The Residual Securities are not offered to, and may not be transferred to, a Plan Investor.
LEGAL INVESTMENT CONSIDERATIONS
Institutions whose investment activities are subject to legal investment laws and regula-
tions or to review by certain regulatory authorities may be subject to restrictions on investment
in the Securities. No representation is made about the proper characterization of any
Class for legal investment or other purposes, or about the permissibility of the
purchase by particular investors of any Class under applicable legal investment
restrictions.
Investors should consult their own legal advisors regarding applicable investment
restrictions and the effect of any restrictions on the liquidity of the Securities prior to
investing in the Securities.
See "Legal Investment Considerations" in the Base Offering Circular.
PLAN OF DISTRIBUTION
Subject to the terms and conditions of the Sponsor Agreement, the Sponsor has agreed to
purchase all of the Securities if any are sold and purchased. The Sponsor proposes to offer each
Class to the public from time to time for sale in negotiated transactions at varying prices to be
determined at the time of sale, plus accrued interest, if any, from (1) November 1, 2007 on the
Fixed Rate and Delay Classes, (2) November 20, 2007 on the Group 1, 2, 3, 4, 5 and 6 Floating
Rate and Inverse Floating Rate Classes (other than Delay Classes) and (3) November 16, 2007
on the Group 7 Floating Rate and Inverse Floating Rate Classes. The Sponsor may effect these
transactions by sales to or through certain securities dealers. These dealers may receive
compensation in the form of discounts, concessions or commissions from the Sponsor and/or
commissions from any purchasers for which they act as agents. Some of the Securities may be
sold through dealers in relatively small sales. In the usual case, the commission charged on a
relatively small sale of securities will be a higher percentage of the sales price than that charged
on a large sale of securities.
INCREASE IN SIZE
Before the Closing Date, Ginnie Mae, the Trustee and the Sponsor may agree to increase
the size of this offering. In that event, the Securities will have the same characteristics as
described in this Supplement, except that (1) the Original Class Principal Balance (or original
Class Notional Balance) and (2) the Scheduled Principal Balances and Aggregate Scheduled
Principal Balances of each Class receiving principal distributions or interest distributions based
upon a notional balance from the same Trust Asset Group will increase by the same proportion.
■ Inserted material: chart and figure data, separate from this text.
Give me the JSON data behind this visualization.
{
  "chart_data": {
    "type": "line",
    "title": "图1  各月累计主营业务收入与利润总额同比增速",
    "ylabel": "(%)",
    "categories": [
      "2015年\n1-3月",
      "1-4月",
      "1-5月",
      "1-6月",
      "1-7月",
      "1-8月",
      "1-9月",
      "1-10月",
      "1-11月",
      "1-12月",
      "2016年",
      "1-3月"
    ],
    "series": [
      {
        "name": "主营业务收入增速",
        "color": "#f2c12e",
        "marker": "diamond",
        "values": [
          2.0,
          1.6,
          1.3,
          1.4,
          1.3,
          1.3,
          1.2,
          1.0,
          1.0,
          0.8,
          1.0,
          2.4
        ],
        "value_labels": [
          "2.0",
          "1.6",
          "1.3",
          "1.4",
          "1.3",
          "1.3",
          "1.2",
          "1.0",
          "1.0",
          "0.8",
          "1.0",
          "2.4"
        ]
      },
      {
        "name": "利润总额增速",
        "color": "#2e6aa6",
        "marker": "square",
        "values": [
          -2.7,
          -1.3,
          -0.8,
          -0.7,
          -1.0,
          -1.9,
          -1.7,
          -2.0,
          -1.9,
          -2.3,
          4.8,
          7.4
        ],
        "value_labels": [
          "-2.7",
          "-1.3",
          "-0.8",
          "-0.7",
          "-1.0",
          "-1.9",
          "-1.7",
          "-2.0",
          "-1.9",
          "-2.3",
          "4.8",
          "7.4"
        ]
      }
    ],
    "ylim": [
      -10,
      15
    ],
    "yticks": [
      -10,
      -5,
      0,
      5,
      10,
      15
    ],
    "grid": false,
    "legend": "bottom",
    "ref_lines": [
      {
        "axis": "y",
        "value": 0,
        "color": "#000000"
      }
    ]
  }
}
The Trust Agreement, the Final Data Statement, the Final Schedules and the Supplemental
Statement, if any, will reflect any increase in the size of the transaction.
LEGAL MATTERS
Certain legal matters will be passed upon for Ginnie Mae by Thacher Proffitt & Wood LLP,
and the Law Offices of Joseph C. Reid, P.A. for the Trust by Milbank, Tweed, Hadley & McCloy
LLP, and for the Trustee by Seward & Kissel LLP.